Flight ke Nuerenberg masih 3 jam lagi, waktu terasa beringsut bagai siput di negeri entah-berantah ini, tapi saya berusaha keras untuk melawan kejenuhan, berusaha think positive; “ Ini kesempatan istimewa, tidak banyak orang yang mendapat kesempatan menginjak negeri ini, apalagi secara cuma-cuma seperti dirimu Man …” saya coba menguatkan diri sendiri.

Memang ini adalah tawaran kesempatan yang ketiga kali yang ditawarkan manajemen kepada saya.
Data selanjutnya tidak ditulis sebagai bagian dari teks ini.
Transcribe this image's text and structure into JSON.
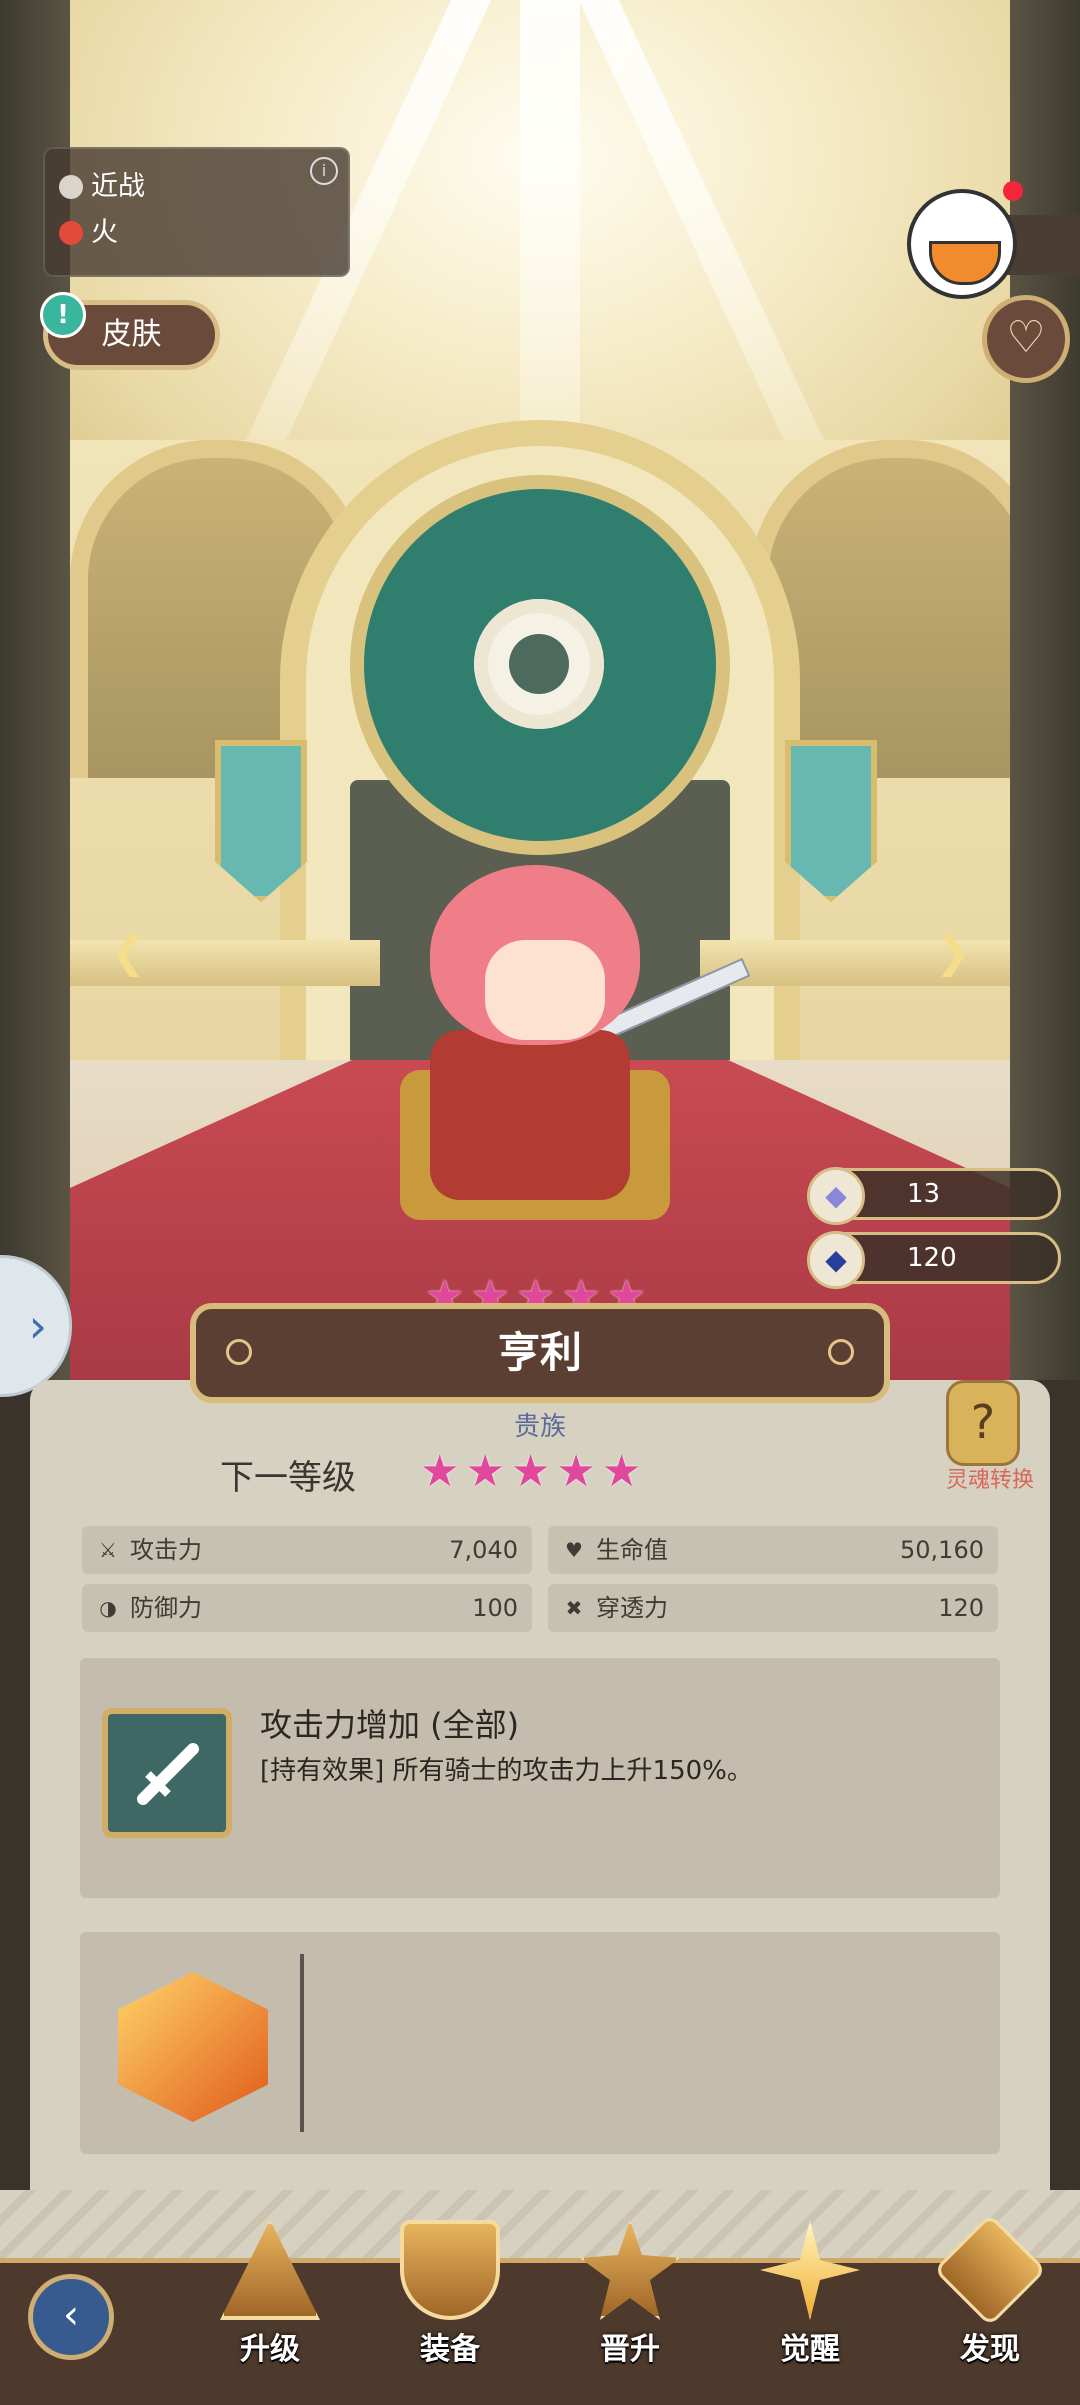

Tawaran pertama datang bertepatan dengan bulan Ramadhan, saya masih bisa menolak dengan alasan yang sangat reasonable, bahwa berat berpuasa di negeri orang yang mayoritas komunitasnya bukan muslim, manajemen bisa memahaminya. Padahal saya berharap menunggu teman-teman Jerman saya yang biasa melakukan kunjungan dan bimbingan teknis berkala ke pabrik Indonesia, sehingga ada teman di perjalanan. Ternyata tahun ini karena satu dan lain hal, kunjungan tersebut ditunda untuk waktu yang tidak ditentukan.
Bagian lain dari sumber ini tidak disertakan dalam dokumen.